Le Valet sans maître, ou la Comédie sans dénouement

Le Valet sans maître, ou la Comédie sans dénouement, bluette en moins d’un acte, en prose, mêlée de couplets, par MM. Villiers et Armand Gouffé, 28 juillet 1810.

Théâtre des Variétés.

Titre

Valet sans maître (le), ou la Comédie sans dénouement

Genre

bluette mêlée de couplets (comédie-vaudeville)

Nombre d'actes :

moins d’1

Vers / prose ?

prose, avec des couplets en vers

Musique :

vaudevilles

Date de création :

28 juillet 1810

Théâtre :

Théâtre des Variétés

Auteur(s) des paroles :

MM. Villiers et Armand Gouffé

Sur la page de titre de la brochure, à paris, chez Barba, 1810 :

Le Valet sans maître, ou la Comédie sans dénouement, bluette en moins d’un acte, en prose, mêlée de couplets, Par MM. Villiers et Armand Gouffé ; Représentée, pour la première fois, sur le théâtre des variétés, Boulevard Montmartre, le 28 Juillet 1810.
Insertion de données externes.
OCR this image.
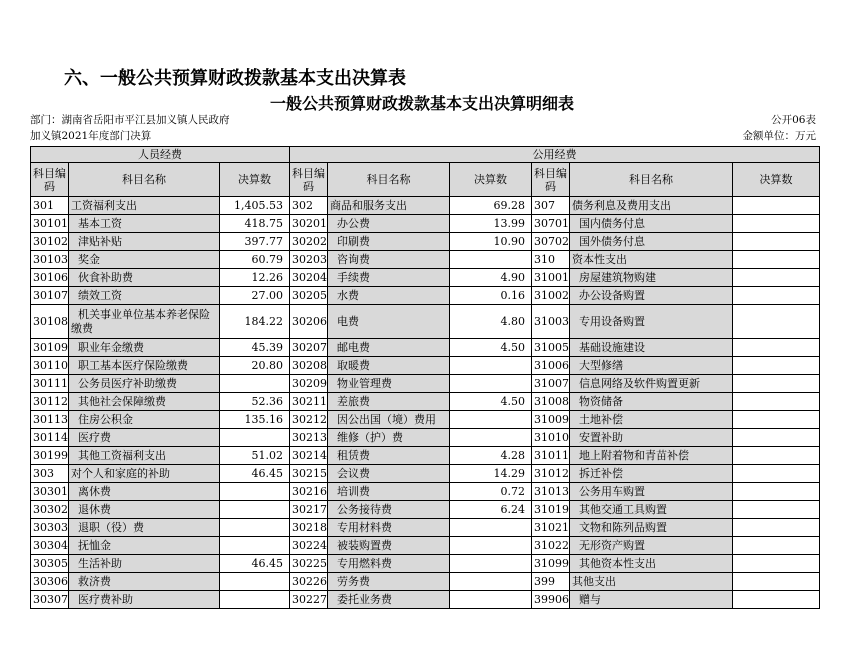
六、一般公共预算财政拨款基本支出决算表
一般公共预算财政拨款基本支出决算明细表
部门：湖南省岳阳市平江县加义镇人民政府	公开06表
加义镇2021年度部门决算	金额单位：万元
人员经费			公用经费					
科目编码	科目名称	决算数	科目编码	科目名称	决算数	科目编码	科目名称	决算数
301	工资福利支出	1,405.53	302	商品和服务支出	69.28	307	债务利息及费用支出	
30101	基本工资	418.75	30201	办公费	13.99	30701	国内债务付息	
30102	津贴补贴	397.77	30202	印刷费	10.90	30702	国外债务付息	
30103	奖金	60.79	30203	咨询费		310	资本性支出	
30106	伙食补助费	12.26	30204	手续费	4.90	31001	房屋建筑物购建	
30107	绩效工资	27.00	30205	水费	0.16	31002	办公设备购置	
30108	机关事业单位基本养老保险缴费	184.22	30206	电费	4.80	31003	专用设备购置	
30109	职业年金缴费	45.39	30207	邮电费	4.50	31005	基础设施建设	
30110	职工基本医疗保险缴费	20.80	30208	取暖费		31006	大型修缮	
30111	公务员医疗补助缴费		30209	物业管理费		31007	信息网络及软件购置更新	
30112	其他社会保障缴费	52.36	30211	差旅费	4.50	31008	物资储备	
30113	住房公积金	135.16	30212	因公出国（境）费用		31009	土地补偿	
30114	医疗费		30213	维修（护）费		31010	安置补助	
30199	其他工资福利支出	51.02	30214	租赁费	4.28	31011	地上附着物和青苗补偿	
303	对个人和家庭的补助	46.45	30215	会议费	14.29	31012	拆迁补偿	
30301	离休费		30216	培训费	0.72	31013	公务用车购置	
30302	退休费		30217	公务接待费	6.24	31019	其他交通工具购置	
30303	退职（役）费		30218	专用材料费		31021	文物和陈列品购置	
30304	抚恤金		30224	被装购置费		31022	无形资产购置	
30305	生活补助	46.45	30225	专用燃料费		31099	其他资本性支出	
30306	救济费		30226	劳务费		399	其他支出	
30307	医疗费补助		30227	委托业务费		39906	赠与	
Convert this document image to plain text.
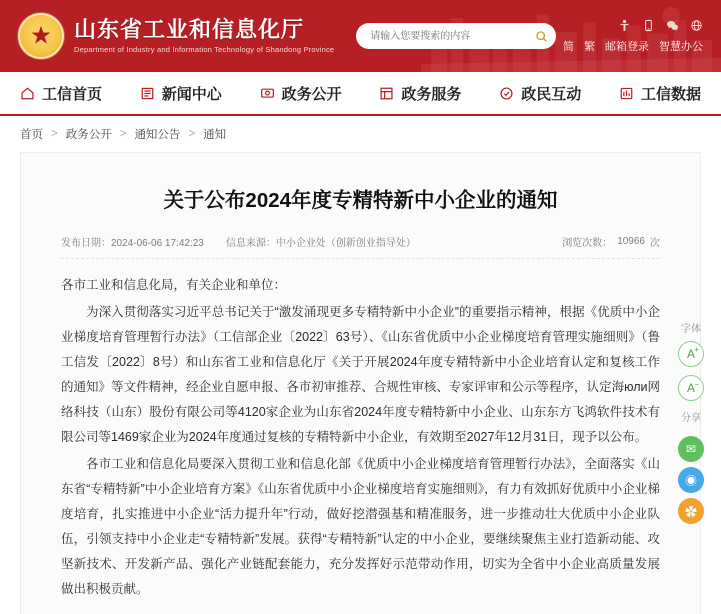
★ 山东省工业和信息化厅
Department of Industry and Information Technology of Shandong Province
请输入您要搜索的内容	简 繁 邮箱登录 智慧办公
工信首页	新闻中心	政务公开	政务服务	政民互动	工信数据
首页 > 政务公开 > 通知公告 > 通知
关于公布2024年度专精特新中小企业的通知
发布日期：2024-06-06 17:42:23 信息来源：中小企业处（创新创业指导处）	浏览次数： 10966 次

各市工业和信息化局，有关企业和单位：

为深入贯彻落实习近平总书记关于“激发涌现更多专精特新中小企业”的重要指示精神，根据《优质中小企业梯度培育管理暂行办法》（工信部企业〔2022〕63号）、《山东省优质中小企业梯度培育管理实施细则》（鲁工信发〔2022〕8号）和山东省工业和信息化厅《关于开展2024年度专精特新中小企业培育认定和复核工作的通知》等文件精神，经企业自愿申报、各市初审推荐、合规性审核、专家评审和公示等程序，认定海юли网络科技（山东）股份有限公司等4120家企业为山东省2024年度专精特新中小企业、山东东方飞鸿软件技术有限公司等1469家企业为2024年度通过复核的专精特新中小企业，有效期至2027年12月31日，现予以公布。

各市工业和信息化局要深入贯彻工业和信息化部《优质中小企业梯度培育管理暂行办法》，全面落实《山东省“专精特新”中小企业培育方案》《山东省优质中小企业梯度培育实施细则》，有力有效抓好优质中小企业梯度培育，扎实推进中小企业“活力提升年”行动，做好挖潜强基和精准服务，进一步推动壮大优质中小企业队伍，引领支持中小企业走“专精特新”发展。获得“专精特新”认定的中小企业，要继续聚焦主业打造新动能、攻坚新技术、开发新产品、强化产业链配套能力，充分发挥好示范带动作用，切实为全省中小企业高质量发展做出积极贡献。

字体
A +
A −
分享
✉
◉
✿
Magasin encyclopédique, ou journal des sciences, des lettres et des arts, 15e année, 1810, tome IV, p. 399 :

[Pour l’auteur du compte rendu, « point d’intérêt, point de gaieté » : cela suffit pour expliquer l’échec de la pièce. Il y voit plus un petit opéra qu’un petit vaudeville, sans s’expliquer (c’est que ce vaudeville accueillait des airs nouveaux, ce qui le rapproche effectivement de l’opéra-comique).]

THÉATRE DES VARIÉTÉS.

Le Valet sans maître, ou la Comédie sans dénouement, petite pièce en moins d'un acte.

Germain, dans le dessein de raccommoder Madame Ernance avec son amant le chevalier de Risville, se présente à elle sous le nom de l'époux qui lui étoit destiné, puis en jockei anglois ; il parvient très-facilement à sou but, en dégoûtant Madame Ernance de son prétendu, ramène l'amant brouillé, et épouse une soubrette qu'il aime.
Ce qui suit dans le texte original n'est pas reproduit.